3. Visit the Boston Tea Party Ships and Museum
if you want the opportunity to recreate the Boston Tea Party, where better to do it than the Boston Tea Party Ships & Museum? The museum is a truly revolutionary experience, in more ways than one. The magnificent multi-sensory technology and knowledge Historical Interpreters bring the past to life, given you an inside look into the events of December 16, 1773 in a way you probably never thought to experience. Once you’re done soaking up history, don’t miss a quick stop at Abigail’s Tea Room and Terrace- as the museum itself says “your adventure isn’t complete without a spot of tea”.
2. Visit the African Meeting House
As one of the most important National Historic Landmarks in the nation, the African Meeting House and Museum stands in memory of Boston’s vibrant African -American community of the 19th century. The building has served at various times as a church, a school for African children, and a meeting house. Today, it offers visitors the chance to hear some of the tales of freedom through interactive exhibits and cultural programs.

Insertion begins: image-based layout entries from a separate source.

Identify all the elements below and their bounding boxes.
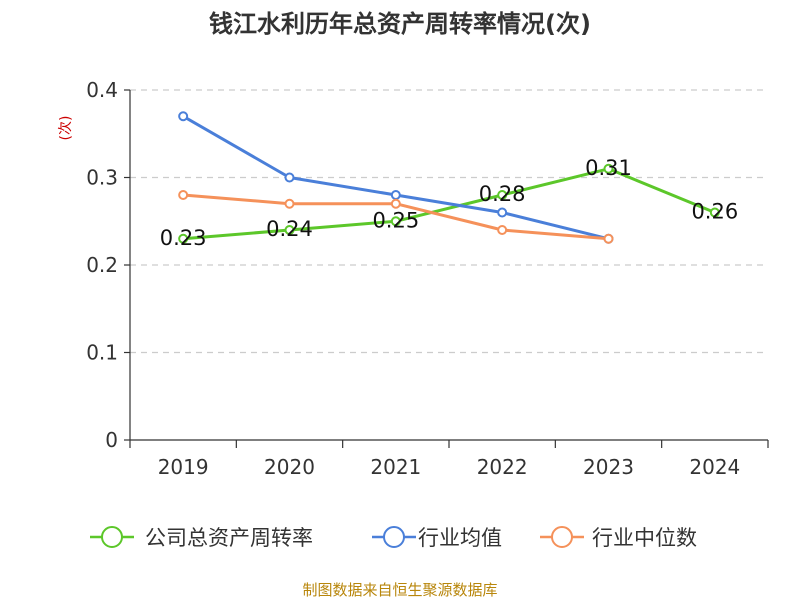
legend: 公司总资产周转率 行业均值 行业中位数 <box>90 526 697 550</box>
legend-label-2: 行业中位数 <box>592 526 697 550</box>
y-tick-label-0.1: 0.1 <box>86 341 118 365</box>
legend-swatch-marker <box>101 526 123 548</box>
series-2-point-2020 <box>284 198 295 209</box>
series-0-point-2022 <box>497 190 508 200</box>
series-1-point-2022 <box>497 207 508 218</box>
series-0-point-2024 <box>709 207 720 218</box>
legend-swatch-marker <box>551 526 573 548</box>
y-tick-label-0.2: 0.2 <box>86 253 118 277</box>
legend-item-2: 行业中位数 <box>540 526 697 550</box>
x-tick-label-2022: 2022 <box>477 455 528 479</box>
series-2-point-2022 <box>497 225 508 235</box>
series-0-point-2021 <box>390 216 401 227</box>
series-2-point-2023 <box>603 233 614 244</box>
series-line-0 <box>183 167 716 241</box>
y-tick-label-0.4: 0.4 <box>86 78 118 102</box>
x-tick-label-2023: 2023 <box>583 455 634 479</box>
legend-item-1: 行业均值 <box>372 526 502 550</box>
legend-label-1: 行业均值 <box>418 526 502 550</box>
chart-title: 钱江水利历年总资产周转率情况(次) <box>209 10 591 38</box>
data-label-2024: 0.26 <box>691 200 738 224</box>
data-label-2022: 0.28 <box>479 182 526 206</box>
data-label-2020: 0.24 <box>266 217 313 241</box>
y-tick-label-0: 0 <box>105 428 118 452</box>
series-lines <box>178 111 720 244</box>
legend-item-0: 公司总资产周转率 <box>90 526 313 550</box>
series-0-point-2020 <box>284 225 295 235</box>
data-label-2021: 0.25 <box>372 208 419 232</box>
x-tick-label-2020: 2020 <box>264 455 315 479</box>
legend-swatch-marker <box>383 526 405 548</box>
data-label-2023: 0.31 <box>585 156 632 180</box>
y-tick-label-0.3: 0.3 <box>86 166 118 190</box>
x-tick-label-2024: 2024 <box>689 455 740 479</box>
source-note: 制图数据来自恒生聚源数据库 <box>302 581 497 599</box>
series-0-point-2023 <box>603 163 614 174</box>
data-label-2019: 0.23 <box>160 226 207 250</box>
series-2-point-2019 <box>178 190 189 200</box>
x-tick-label-2019: 2019 <box>158 455 209 479</box>
data-labels: 0.23 0.24 0.25 0.28 0.31 0.26 <box>160 156 738 250</box>
series-1-point-2021 <box>390 190 401 200</box>
axes: 0 0.1 0.2 0.3 0.4 2019 2020 2021 2022 2023 2024 <box>86 78 769 479</box>
series-1-point-2020 <box>284 172 295 183</box>
series-0-point-2019 <box>178 233 189 244</box>
series-1-point-2019 <box>178 111 189 122</box>
x-tick-label-2021: 2021 <box>370 455 421 479</box>
y-axis-unit: (次) <box>58 116 74 141</box>
grid-lines <box>130 89 768 354</box>
legend-label-0: 公司总资产周转率 <box>145 526 313 550</box>
series-2-point-2021 <box>390 198 401 209</box>
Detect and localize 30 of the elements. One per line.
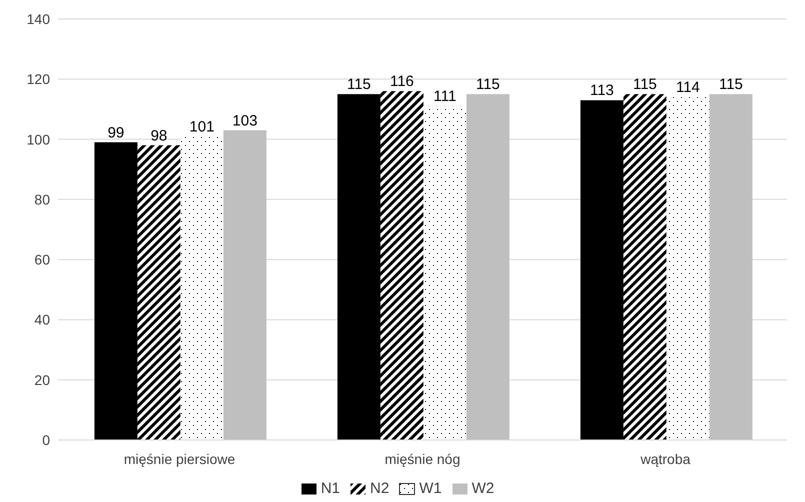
x-tick-label: mięśnie piersiowe — [124, 450, 236, 467]
y-tick-label: 100 — [26, 131, 50, 148]
y-tick-label: 120 — [26, 71, 50, 88]
legend-label: N1 — [320, 480, 340, 497]
y-tick-label: 80 — [34, 191, 50, 208]
x-tick-label: wątroba — [640, 450, 691, 467]
data-label: 114 — [676, 79, 700, 96]
x-tick-label: mięśnie nóg — [384, 450, 460, 467]
y-tick-label: 0 — [42, 432, 50, 448]
data-label: 99 — [108, 124, 124, 142]
data-label: 115 — [346, 76, 371, 94]
legend-label: W2 — [472, 480, 494, 497]
data-label: 115 — [718, 76, 743, 94]
y-tick-label: 140 — [26, 10, 50, 27]
data-label: 113 — [590, 82, 614, 100]
y-tick-label: 40 — [34, 312, 50, 328]
data-label: 101 — [189, 118, 214, 136]
bar — [94, 142, 138, 440]
bar — [580, 100, 624, 440]
data-label: 116 — [390, 73, 414, 90]
legend-label: W1 — [419, 480, 442, 497]
legend-label: N2 — [370, 480, 390, 497]
data-label: 103 — [232, 112, 258, 130]
data-label: 111 — [434, 88, 456, 106]
data-label: 115 — [632, 76, 657, 94]
y-tick-label: 60 — [34, 252, 50, 268]
data-label: 98 — [150, 127, 168, 144]
data-label: 115 — [476, 76, 500, 94]
y-tick-label: 20 — [34, 372, 50, 388]
bar — [337, 94, 380, 440]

1. Step into the Past on the Freedom Trail
Experience history with every step on the Freedom Trail, a 2.5 mile hike through downtown Boston that passes through 16 landmark locations that have a strong significance to the US’s past. Each of the museums, churches, meeting houses, burial grounds, parks, and historic markers you pass through will give you a glimpse into the story of the American Revolution, and the events that shaped the city into what it is today. While you’re free to walk the trail alone, those who’d rather have the option to book themselves onto a guided tour. Tours run 362 days a year at frequent intervals throughout the day.